Hypertension Clinical Trial
To identify genes causing hypertensive end-stage renal disease (H-ESRD) in high risk African-American populations
BACKGROUND:
Although hypertension is a predisposing factor for end stage renal disease, the underlying
hypothesis of this study was that in select African-American families genetic factors
predisposed them to develop ESRD in the face of hypertension. An inherited basis for H-ESRD
was supported by familial clustering of H-ESRD among African Americans that could not be
explained by socioeconomic status, access to medical care, and the prevalence of diabetes
and hypertension.
DESIGN NARRATIVE:
DNA samples were collected, identified, and clinically characterized from African-American
sib-pairs (and other family members with hypertensive end-stage renal disease). This aspect
of the study was based on the fact that Dr. Freedman, the principal investigator, had
already developed a unique "family history of end-stage renal disease" database
independently funded by the End-Stage Renal Disease Network Six.

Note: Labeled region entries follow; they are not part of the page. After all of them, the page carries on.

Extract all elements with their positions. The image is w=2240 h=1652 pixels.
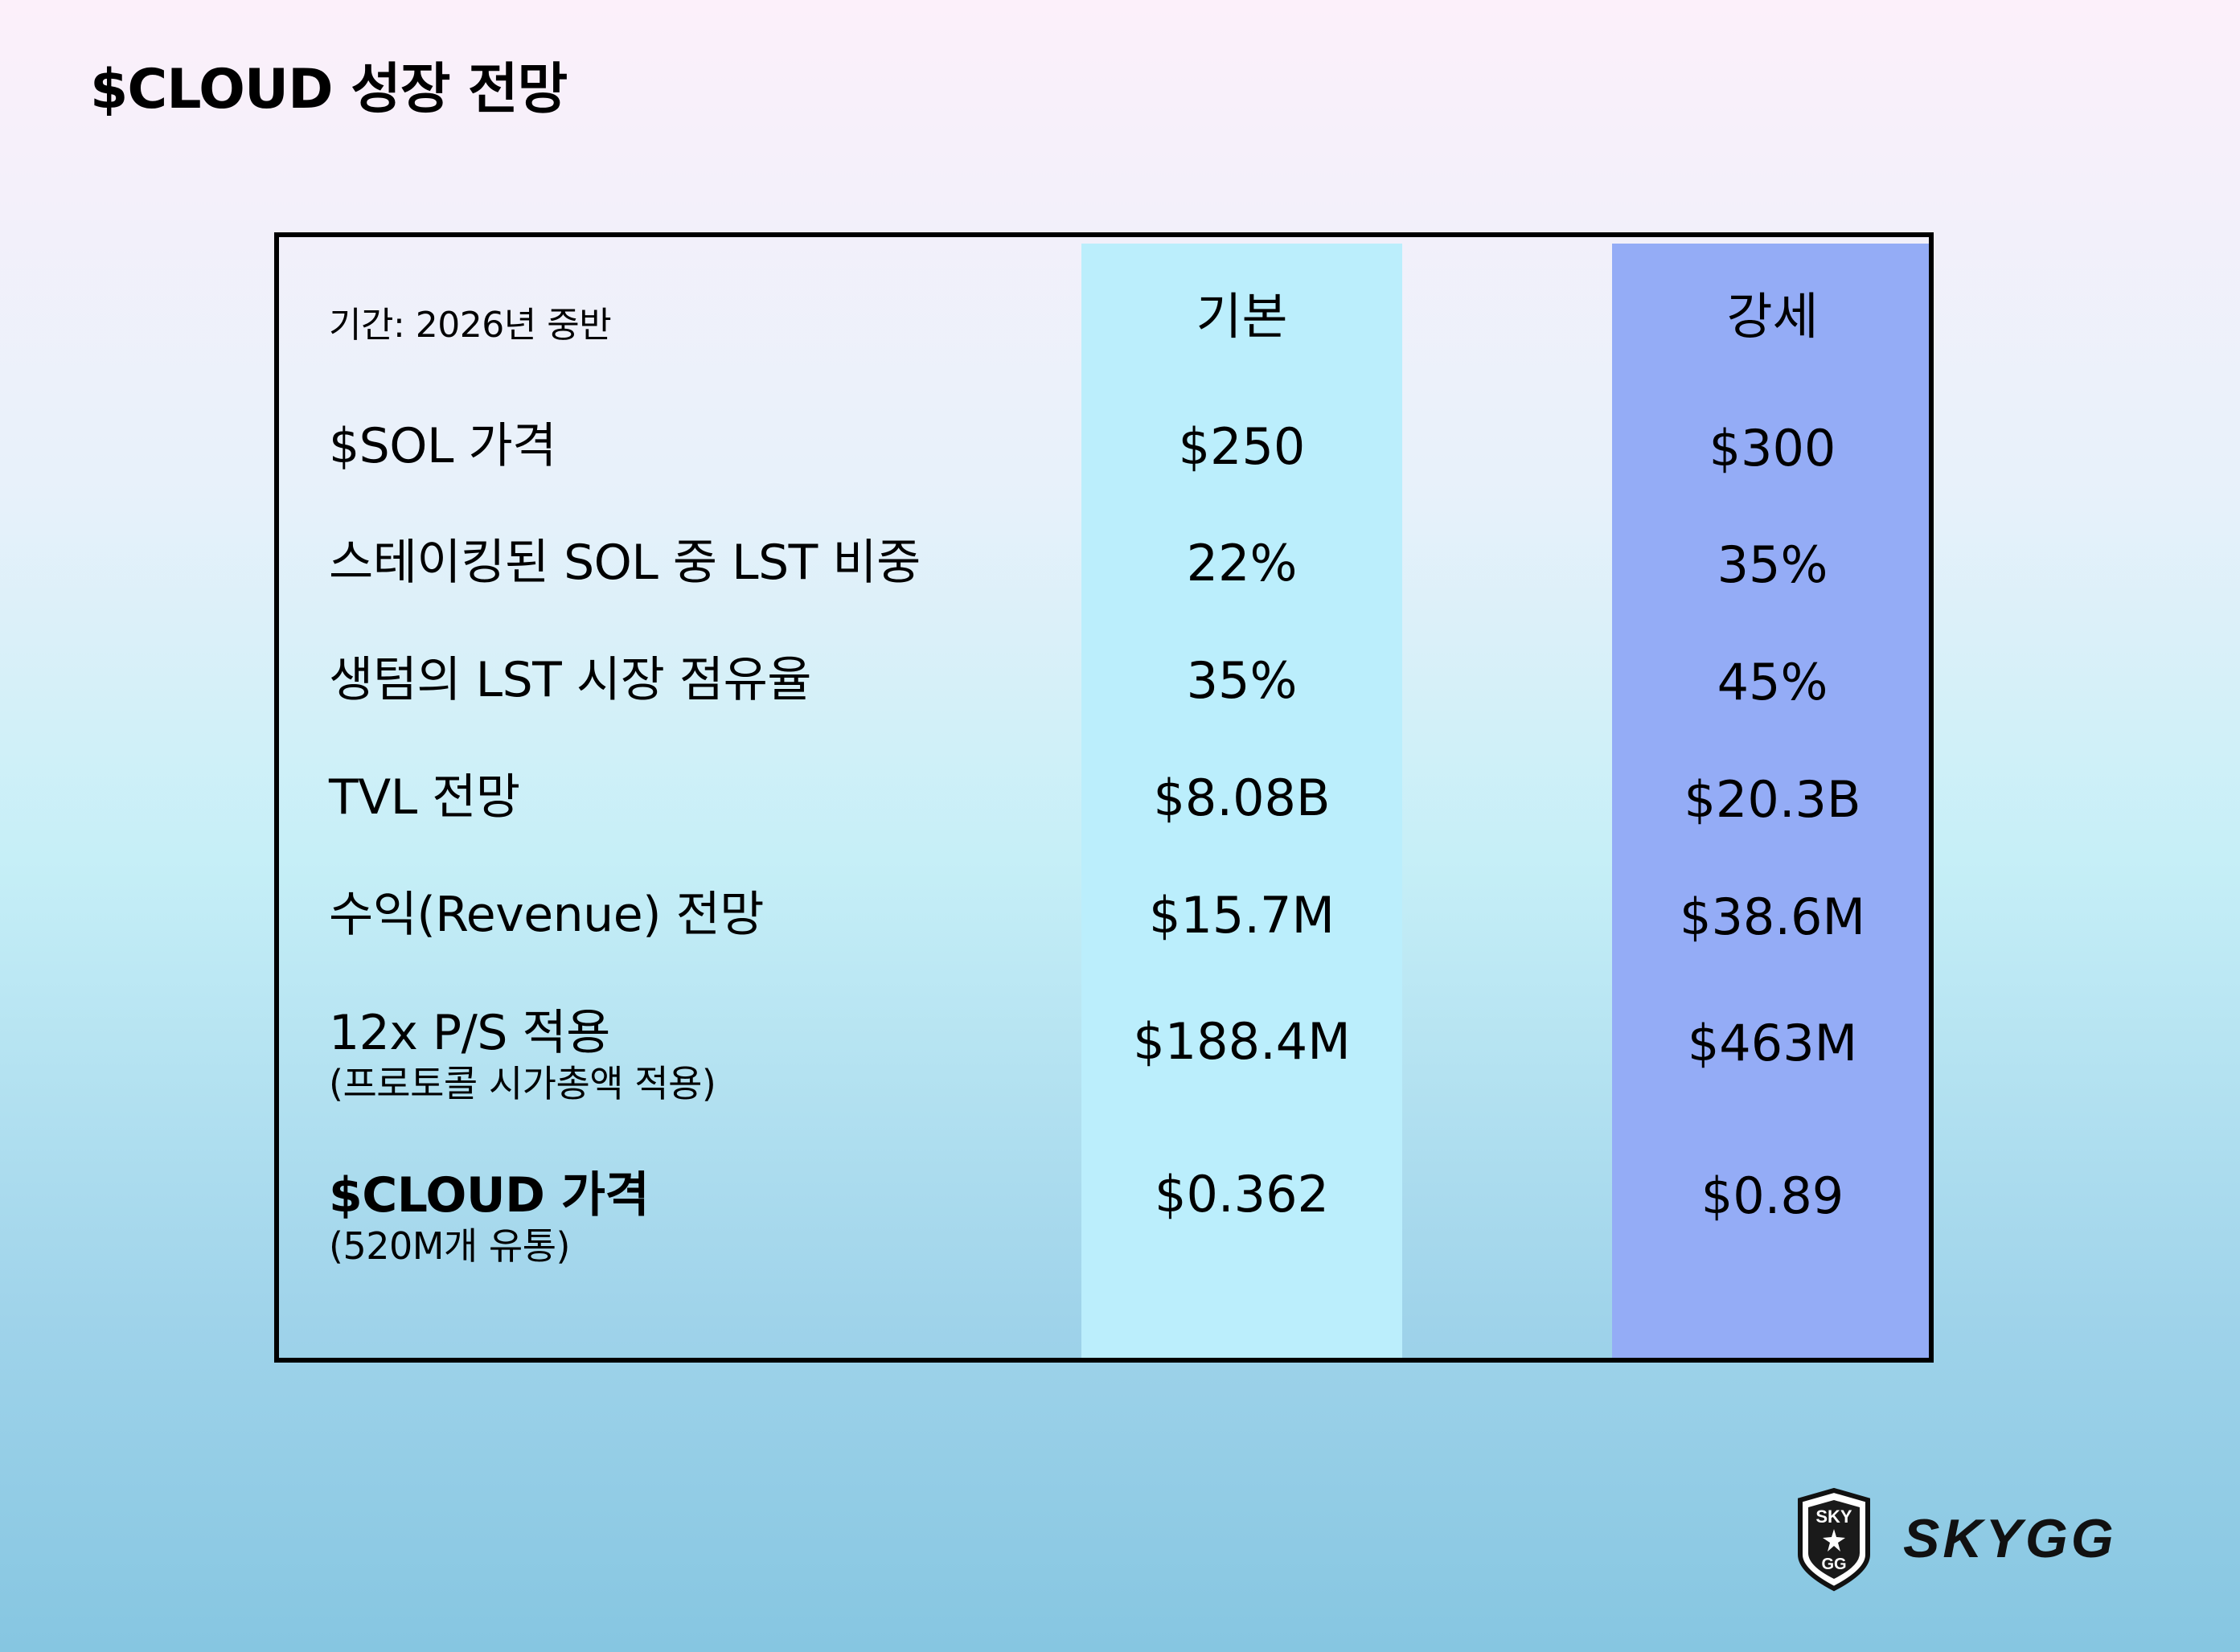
row-label-tvl: TVL 전망 <box>329 769 520 826</box>
row-label-revenue: 수익(Revenue) 전망 <box>329 887 765 943</box>
cell-base-market-share: 35% <box>1186 651 1298 710</box>
period-label: 기간: 2026년 중반 <box>329 305 612 346</box>
brand-logo: SKY GG SKYGG <box>1795 1487 2157 1592</box>
base-scenario-column <box>1081 244 1402 1358</box>
row-label-ps-multiple-main: 12x P/S 적용 <box>329 1005 610 1061</box>
cell-strong-tvl: $20.3B <box>1684 770 1861 829</box>
cell-strong-revenue: $38.6M <box>1680 887 1865 946</box>
row-label-ps-multiple: 12x P/S 적용 (프로토콜 시가총액 적용) <box>329 1009 716 1102</box>
row-label-cloud-price: $CLOUD 가격 (520M개 유통) <box>329 1171 650 1268</box>
cell-base-revenue: $15.7M <box>1149 886 1335 945</box>
cell-strong-lst-share: 35% <box>1717 535 1828 594</box>
cell-strong-market-share: 45% <box>1717 653 1828 711</box>
cell-base-cloud-price: $0.362 <box>1155 1165 1329 1224</box>
cell-strong-sol-price: $300 <box>1709 419 1836 478</box>
shield-star-emblem-icon: SKY GG <box>1798 1487 1870 1592</box>
column-header-base: 기본 <box>1196 287 1288 346</box>
row-label-cloud-price-main: $CLOUD 가격 <box>329 1167 650 1224</box>
row-sublabel-cloud-price: (520M개 유통) <box>329 1224 570 1268</box>
cell-base-lst-share: 22% <box>1186 534 1298 592</box>
cell-strong-cloud-price: $0.89 <box>1701 1166 1844 1225</box>
cell-base-sol-price: $250 <box>1178 417 1306 476</box>
bull-scenario-column <box>1612 244 1929 1358</box>
page-title: $CLOUD 성장 전망 <box>90 58 568 121</box>
projection-table: 기간: 2026년 중반 기본 강세 $SOL 가격 $250 $300 스테이… <box>274 232 1934 1363</box>
cell-strong-ps-multiple: $463M <box>1687 1014 1858 1072</box>
column-header-strong: 강세 <box>1726 287 1819 346</box>
row-sublabel-ps-multiple: (프로토콜 시가총액 적용) <box>329 1062 716 1105</box>
row-label-market-share: 생텀의 LST 시장 점유율 <box>329 652 811 708</box>
row-label-lst-share: 스테이킹된 SOL 중 LST 비중 <box>329 535 921 591</box>
emblem-text-top: SKY <box>1815 1506 1852 1527</box>
cell-base-tvl: $8.08B <box>1153 769 1331 827</box>
row-label-sol-price: $SOL 가격 <box>329 418 556 474</box>
emblem-text-bottom: GG <box>1821 1556 1846 1573</box>
brand-name: SKYGG <box>1903 1508 2117 1569</box>
cell-base-ps-multiple: $188.4M <box>1133 1012 1351 1071</box>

This registry served as a
very large and unique collection of African-American end-stage renal disease patients. He
began with a candidate gene approach for linkage to hypertensive end-stage renal disease in
his patient samples using a variety of growth factor genes, genes involved in sodium
transport and vascular tone, as well as human homologues of rodent genes that had, or were
to be identified in the future as contributing to ESRD in that organism. If this initial
first pass of candidate genes failed to demonstrate linkage to hypertensive end-stage renal
disease, a systematic genome-wide scan was to be performed with available simple sequence
length polymorphisms (SSLP) and other polymorphic markers. Hypertensive end-stage renal
disease is a condition of enormous clinical and economic importance and identification of
associated or causative renal-failure genes would form a genetic basis for the detection of
high-risk individuals and assist in development of intervention and treatment strategies to
prevent this condition.
The study completion date listed in this record was obtained from the "End Date" entered in
the Protocol Registration and Results System (PRS) record.